Children with motor impairments often have the motor speech disorder dysarthria, a condition which effects the tone, strength and co-ordination of any or all of the muscles used for speech. Resulting speech difficulties can range from mild, with slightly slurred articulation and breathy voice, to profound, with an inability to produce any recognisable words. Children with dysarthria are often prescribed communication aids to supplement their natural forms of communication. However, there is variation in practice regarding the provision of therapy focusing on voice and speech production. Descriptive studies have suggested that therapy may improve speech, but its effectiveness has not been evaluated.
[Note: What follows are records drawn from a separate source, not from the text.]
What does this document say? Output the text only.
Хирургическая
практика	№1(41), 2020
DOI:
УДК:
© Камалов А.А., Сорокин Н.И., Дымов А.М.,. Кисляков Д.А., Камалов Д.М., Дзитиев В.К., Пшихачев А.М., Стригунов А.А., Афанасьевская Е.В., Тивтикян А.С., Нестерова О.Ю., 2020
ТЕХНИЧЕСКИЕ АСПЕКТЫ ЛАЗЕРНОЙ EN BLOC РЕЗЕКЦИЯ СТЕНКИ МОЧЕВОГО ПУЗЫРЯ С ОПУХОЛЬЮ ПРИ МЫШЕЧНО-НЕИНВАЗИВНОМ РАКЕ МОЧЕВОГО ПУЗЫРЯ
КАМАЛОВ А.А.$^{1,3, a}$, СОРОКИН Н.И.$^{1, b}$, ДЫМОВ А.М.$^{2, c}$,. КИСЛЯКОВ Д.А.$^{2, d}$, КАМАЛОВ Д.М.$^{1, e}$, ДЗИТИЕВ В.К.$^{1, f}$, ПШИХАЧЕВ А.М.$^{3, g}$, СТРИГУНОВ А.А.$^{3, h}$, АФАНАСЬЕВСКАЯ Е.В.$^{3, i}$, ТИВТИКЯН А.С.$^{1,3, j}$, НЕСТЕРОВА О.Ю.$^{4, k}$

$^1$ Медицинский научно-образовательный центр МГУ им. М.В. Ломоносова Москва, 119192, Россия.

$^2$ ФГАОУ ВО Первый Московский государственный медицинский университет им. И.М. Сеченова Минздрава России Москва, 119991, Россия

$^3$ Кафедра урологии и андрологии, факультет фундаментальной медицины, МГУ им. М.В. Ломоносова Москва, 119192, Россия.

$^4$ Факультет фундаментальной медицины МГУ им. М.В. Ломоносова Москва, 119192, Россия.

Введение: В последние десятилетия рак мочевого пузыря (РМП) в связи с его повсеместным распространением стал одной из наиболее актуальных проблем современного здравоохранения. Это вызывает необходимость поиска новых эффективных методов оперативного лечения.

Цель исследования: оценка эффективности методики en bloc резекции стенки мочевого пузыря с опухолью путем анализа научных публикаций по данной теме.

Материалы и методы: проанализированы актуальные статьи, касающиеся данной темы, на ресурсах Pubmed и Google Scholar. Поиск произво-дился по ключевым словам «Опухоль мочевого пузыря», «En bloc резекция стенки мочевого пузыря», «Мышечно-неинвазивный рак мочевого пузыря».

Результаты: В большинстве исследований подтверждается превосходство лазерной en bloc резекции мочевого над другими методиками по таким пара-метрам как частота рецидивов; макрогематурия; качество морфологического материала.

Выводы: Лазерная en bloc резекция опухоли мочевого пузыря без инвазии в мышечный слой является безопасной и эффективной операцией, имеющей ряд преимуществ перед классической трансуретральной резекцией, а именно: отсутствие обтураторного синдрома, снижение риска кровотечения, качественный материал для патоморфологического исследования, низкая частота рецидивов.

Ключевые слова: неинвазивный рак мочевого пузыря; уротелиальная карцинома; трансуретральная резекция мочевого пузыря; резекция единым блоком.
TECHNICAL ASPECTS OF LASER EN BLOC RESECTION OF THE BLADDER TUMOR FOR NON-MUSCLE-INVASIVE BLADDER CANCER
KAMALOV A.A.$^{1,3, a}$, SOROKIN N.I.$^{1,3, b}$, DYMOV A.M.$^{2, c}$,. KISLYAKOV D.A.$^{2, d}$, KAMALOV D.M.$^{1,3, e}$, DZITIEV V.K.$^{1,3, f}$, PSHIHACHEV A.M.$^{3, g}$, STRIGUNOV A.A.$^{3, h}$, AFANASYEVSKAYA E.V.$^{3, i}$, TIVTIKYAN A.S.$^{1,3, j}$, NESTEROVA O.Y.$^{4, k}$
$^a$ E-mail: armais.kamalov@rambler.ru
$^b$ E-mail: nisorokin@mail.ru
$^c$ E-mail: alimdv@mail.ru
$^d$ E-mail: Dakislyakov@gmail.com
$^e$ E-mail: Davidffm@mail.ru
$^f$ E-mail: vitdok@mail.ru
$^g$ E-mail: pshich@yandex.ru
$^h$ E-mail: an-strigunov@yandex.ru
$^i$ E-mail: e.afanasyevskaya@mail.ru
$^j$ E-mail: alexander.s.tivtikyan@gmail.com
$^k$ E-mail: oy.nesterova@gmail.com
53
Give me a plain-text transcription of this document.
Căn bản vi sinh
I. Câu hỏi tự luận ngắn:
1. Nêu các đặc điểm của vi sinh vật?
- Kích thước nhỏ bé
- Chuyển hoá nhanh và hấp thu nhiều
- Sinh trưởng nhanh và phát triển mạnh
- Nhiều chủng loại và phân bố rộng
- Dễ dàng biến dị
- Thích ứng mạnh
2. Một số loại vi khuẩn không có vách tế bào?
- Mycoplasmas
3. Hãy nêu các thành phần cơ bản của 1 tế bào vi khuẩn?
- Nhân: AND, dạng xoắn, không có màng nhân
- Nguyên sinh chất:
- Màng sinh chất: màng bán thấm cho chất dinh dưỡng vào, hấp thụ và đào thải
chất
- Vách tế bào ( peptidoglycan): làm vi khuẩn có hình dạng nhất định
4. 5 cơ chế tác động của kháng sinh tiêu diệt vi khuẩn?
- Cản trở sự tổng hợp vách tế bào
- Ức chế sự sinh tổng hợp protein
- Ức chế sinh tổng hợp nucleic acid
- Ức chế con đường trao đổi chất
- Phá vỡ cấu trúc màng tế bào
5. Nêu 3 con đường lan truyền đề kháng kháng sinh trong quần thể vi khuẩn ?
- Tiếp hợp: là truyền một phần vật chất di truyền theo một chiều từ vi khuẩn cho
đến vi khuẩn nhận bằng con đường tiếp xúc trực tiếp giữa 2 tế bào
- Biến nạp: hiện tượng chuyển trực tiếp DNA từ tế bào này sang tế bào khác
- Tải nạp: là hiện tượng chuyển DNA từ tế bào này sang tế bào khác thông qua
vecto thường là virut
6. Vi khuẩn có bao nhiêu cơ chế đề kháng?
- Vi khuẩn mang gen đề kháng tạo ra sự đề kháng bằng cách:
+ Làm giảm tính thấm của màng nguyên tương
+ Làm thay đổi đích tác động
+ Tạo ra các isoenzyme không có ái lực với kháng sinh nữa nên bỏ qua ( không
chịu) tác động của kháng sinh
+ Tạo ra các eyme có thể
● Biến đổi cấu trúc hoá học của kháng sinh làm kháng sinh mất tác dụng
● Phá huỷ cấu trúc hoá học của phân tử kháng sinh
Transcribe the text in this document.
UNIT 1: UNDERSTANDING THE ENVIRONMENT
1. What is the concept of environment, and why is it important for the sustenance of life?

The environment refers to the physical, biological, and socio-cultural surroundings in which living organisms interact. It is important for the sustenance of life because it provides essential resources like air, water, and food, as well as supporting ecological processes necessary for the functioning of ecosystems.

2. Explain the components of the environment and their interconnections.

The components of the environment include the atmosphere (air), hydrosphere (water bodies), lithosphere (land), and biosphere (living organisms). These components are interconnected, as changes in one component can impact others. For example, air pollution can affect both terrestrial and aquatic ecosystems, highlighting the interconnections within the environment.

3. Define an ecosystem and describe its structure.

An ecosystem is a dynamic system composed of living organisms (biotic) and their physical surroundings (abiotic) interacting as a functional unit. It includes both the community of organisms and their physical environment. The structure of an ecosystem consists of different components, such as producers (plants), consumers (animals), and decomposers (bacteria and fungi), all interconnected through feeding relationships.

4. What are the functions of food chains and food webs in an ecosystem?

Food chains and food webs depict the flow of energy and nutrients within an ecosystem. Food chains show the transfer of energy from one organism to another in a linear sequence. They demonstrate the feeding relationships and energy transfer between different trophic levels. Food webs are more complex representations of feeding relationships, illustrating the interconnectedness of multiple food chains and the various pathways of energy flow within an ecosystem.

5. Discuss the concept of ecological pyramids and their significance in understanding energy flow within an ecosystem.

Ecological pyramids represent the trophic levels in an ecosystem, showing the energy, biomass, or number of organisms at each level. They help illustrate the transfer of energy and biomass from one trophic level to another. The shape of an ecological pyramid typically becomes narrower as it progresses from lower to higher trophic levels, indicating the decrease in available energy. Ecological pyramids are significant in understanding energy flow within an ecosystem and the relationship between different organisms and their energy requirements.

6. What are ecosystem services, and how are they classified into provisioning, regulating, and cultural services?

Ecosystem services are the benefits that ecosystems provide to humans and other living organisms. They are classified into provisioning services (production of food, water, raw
To assess whether any speech and language therapy intervention aimed at improving the speech of children with dysarthria is more effective in increasing children's speech intelligibility or communicative participation than no intervention at all , and to compare the efficacy of individual types of speech language therapy in improving the speech intelligibility or communicative participation of children with dysarthria.
We searched the Cochrane Central Register of Controlled Trials (CENTRAL; 2015 , Issue 7 ), MEDLINE, EMBASE, CINAHL , LLBA, ERIC, PsychInfo, Web of Science, Scopus, UK National Research Register and Dissertation Abstracts up to July 2015, handsearched relevant journals published between 1980 and July 2015, and searched proceedings of relevant conferences between 1996 to 2015. We placed no restrictions on the language or setting of the studies. A previous version of this review considered studies published up to April 2009. In this update we searched for studies published from April 2009 to July 2015.
We considered randomised controlled trials and studies using quasi-experimental designs in which children were allocated to groups using non-random methods.
One author (LP) conducted searches of all databases, journals and conference reports. All searches included a reliability check in which a second review author independently checked a random sample comprising 15% of all identified reports. We planned that two review authors would independently assess the quality and extract data from eligible studies.
No randomised controlled trials or group studies were identified.